„Ein Mensch ist erst vergessen, wenn sein Name vergessen ist.“ – Trützschler-Oberschüler engagieren sich für die Erinnerung an während der Zeit des Nationalsozialismus ausgelöschte jüdische Familien

Als unser Stadtarchivar Ralph Ide und die Initiatorin der Stolperstein-Verlegung, Frau Anja Blechschmidt, im vergangenen Herbst den Vorschlag machten, dass sich unsere Oberschule an dieser Art der Erinnerungskultur beteiligen könnte, fanden sich sofort geschichtsinteressierte Jugendliche aus den Klassen 10a, 10b und 9a, die sich bereitwillig dafür engagierten.

So kam es, dass nach unserer SPURENSUCHE über die jüdischen Einwohner von Falkenstein (2007) und über Alfred Roßner, jenen Falkensteiner, der in dunklen Zeiten jüdische Menschenleben rettete und dafür mit seinem eigenen Leben bezahlen musste, (= unser Projekt von 2019 bis 2021) in diesem Schuljahr ein weiteres Geschichtsprojekt initiiert wurde. Zunächst wurden die vorhandenen Stolpersteine geputzt und so die Inschriften wieder gut lesbar gemacht. Danach befassten wir uns sehr intensiv mit den Schicksalen von drei jüdischen Falkensteiner Familien, die einst im Umfeld unserer Schule gelebt hatten und als Opfer der NS-Diktatur ausgelöscht wurden. Bei all dem unterstützen uns Frau Blechschmidt und Herr Ide – dafür sagen wir herzlich DANKE.
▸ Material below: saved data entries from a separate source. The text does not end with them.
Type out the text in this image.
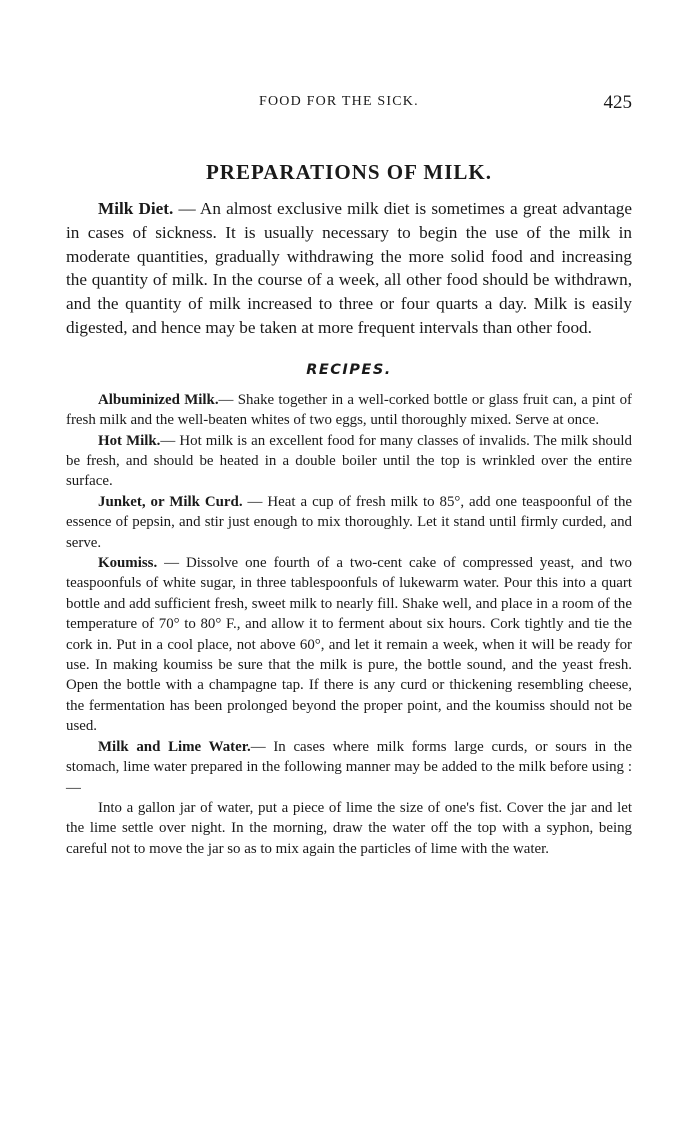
FOOD FOR THE SICK.	425
PREPARATIONS OF MILK.

Milk Diet. — An almost exclusive milk diet is sometimes a great advantage in cases of sickness. It is usually necessary to begin the use of the milk in moderate quantities, gradually withdrawing the more solid food and increasing the quantity of milk. In the course of a week, all other food should be withdrawn, and the quantity of milk increased to three or four quarts a day. Milk is easily digested, and hence may be taken at more frequent intervals than other food.

RECIPES.

Albuminized Milk.— Shake together in a well-corked bottle or glass fruit can, a pint of fresh milk and the well-beaten whites of two eggs, until thoroughly mixed. Serve at once.

Hot Milk.— Hot milk is an excellent food for many classes of invalids. The milk should be fresh, and should be heated in a double boiler until the top is wrinkled over the entire surface.

Junket, or Milk Curd. — Heat a cup of fresh milk to 85°, add one teaspoonful of the essence of pepsin, and stir just enough to mix thoroughly. Let it stand until firmly curded, and serve.

Koumiss. — Dissolve one fourth of a two-cent cake of compressed yeast, and two teaspoonfuls of white sugar, in three tablespoonfuls of lukewarm water. Pour this into a quart bottle and add sufficient fresh, sweet milk to nearly fill. Shake well, and place in a room of the temperature of 70° to 80° F., and allow it to ferment about six hours. Cork tightly and tie the cork in. Put in a cool place, not above 60°, and let it remain a week, when it will be ready for use. In making koumiss be sure that the milk is pure, the bottle sound, and the yeast fresh. Open the bottle with a champagne tap. If there is any curd or thickening resembling cheese, the fermentation has been prolonged beyond the proper point, and the koumiss should not be used.

Milk and Lime Water.— In cases where milk forms large curds, or sours in the stomach, lime water prepared in the following manner may be added to the milk before using : —

Into a gallon jar of water, put a piece of lime the size of one's fist. Cover the jar and let the lime settle over night. In the morning, draw the water off the top with a syphon, being careful not to move the jar so as to mix again the particles of lime with the water.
Am 08.05.2024 wurden für die Familien KAPLAN, BALBUS und CHOJNACKI Stolpersteine verlegt. Die Verlegungen nahm der Berliner Künstler Gunter Demnig vor, der diese Art des Gedenkens vor mehr als 30 Jahren selbst entwickelt hatte. Mit diesen kleinen Messing-Gedenktafeln (96 x 96 cm) soll an das Schicksal der Menschen erinnert werden, die in der Zeit des Nationalsozialismus verfolgt, ermordet, deportiert, vertrieben oder in den Suizid getrieben wurden. Stolpersteine werden vor der letzten frei gewählten Wohnstätte direkt in den Straßenbelag eingebracht und sind mit Informationen zum Schicksal des Menschen, an den erinnert wird, beschriftet. Mittlerweile gibt es in Europa mehr als 100 000 solcher kleinen Erinnerungssteine.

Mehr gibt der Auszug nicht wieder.